San Francisco Chronicle

Los Angeles will be first to use subway scanners

- By Michael Balsamo Michael Balsamo is an Associated Press writer.

The Los Angeles subway will become the first mass transit system in the country to install body scanners that screen passengers for weapons and explosives, officials said Tuesday.

The use of the portable scanners, which project waves to do full-body screenings of passengers walking through a station without slowing them down, will begin in the coming months, said Alex Wiggins, who runs the Los Angeles County Metropolit­an Transporta­tion Authority’s law enforcemen­t division.

The machines, being purchased from British firm Thruvision, scan for metallic and non-metallic objects on a person’s body, can detect suspicious items from 30 feet away and have the capability of scanning more than 2,000 passengers per hour.

“We’re looking specifical­ly for weapons that have the ability to cause a mass-casualty event,” Wiggins said. “We’re looking for explosive vests, we’re looking for assault rifles. We’re not necessaril­y looking for smaller weapons that don’t have the ability to inflict mass casualties.”

In addition to the Thruvision scanners, the agency is also planning to purchase other body scanners that have the ability to move around and home in on specific people and angles, Wiggins said.

He would not say how many of the machines were being purchased. Employees and police officers first have to be trained on how to use the equipment.

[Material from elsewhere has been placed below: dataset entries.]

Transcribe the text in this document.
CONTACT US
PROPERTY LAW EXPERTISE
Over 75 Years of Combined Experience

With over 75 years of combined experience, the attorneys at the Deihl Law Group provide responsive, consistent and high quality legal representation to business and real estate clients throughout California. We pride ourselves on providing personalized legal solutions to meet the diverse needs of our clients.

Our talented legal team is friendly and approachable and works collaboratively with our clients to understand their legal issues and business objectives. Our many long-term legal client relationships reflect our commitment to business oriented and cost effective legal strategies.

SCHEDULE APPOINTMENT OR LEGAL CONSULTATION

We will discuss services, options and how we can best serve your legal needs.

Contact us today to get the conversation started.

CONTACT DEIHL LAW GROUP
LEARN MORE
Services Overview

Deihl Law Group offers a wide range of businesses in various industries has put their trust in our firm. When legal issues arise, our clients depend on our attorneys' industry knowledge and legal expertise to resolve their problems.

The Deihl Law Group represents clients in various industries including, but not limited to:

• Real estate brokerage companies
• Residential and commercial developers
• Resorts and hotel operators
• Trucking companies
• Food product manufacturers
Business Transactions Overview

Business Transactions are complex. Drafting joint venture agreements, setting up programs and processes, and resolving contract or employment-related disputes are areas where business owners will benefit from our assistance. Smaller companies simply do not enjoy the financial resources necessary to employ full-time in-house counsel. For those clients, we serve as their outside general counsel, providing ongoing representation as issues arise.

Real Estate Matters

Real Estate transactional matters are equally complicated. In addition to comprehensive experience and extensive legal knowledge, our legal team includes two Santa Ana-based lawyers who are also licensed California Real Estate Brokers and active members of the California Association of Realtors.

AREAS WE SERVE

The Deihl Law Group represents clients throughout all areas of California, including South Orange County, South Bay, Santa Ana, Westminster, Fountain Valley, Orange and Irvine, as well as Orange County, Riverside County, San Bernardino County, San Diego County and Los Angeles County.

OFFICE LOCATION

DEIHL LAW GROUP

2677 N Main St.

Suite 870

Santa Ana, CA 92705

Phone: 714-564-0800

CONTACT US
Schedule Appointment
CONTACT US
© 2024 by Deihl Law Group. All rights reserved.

Signs will be posted at stations warning passengers they are subject to body scanner screening. Customers who choose not be screened won’t be able to ride on the subway.

“I guess it is a good, precaution­ary thing,” Andrea Kirsh said, a 22-year-old student from Oregon, who was traveling through Los Angeles’ Union Station on Tuesday. “It makes me feel safe. As a civilian I think we often don’t know what to look for or what we would be looking for.”

The Los Angeles subway system counted more than 112 million rides last year, officials said.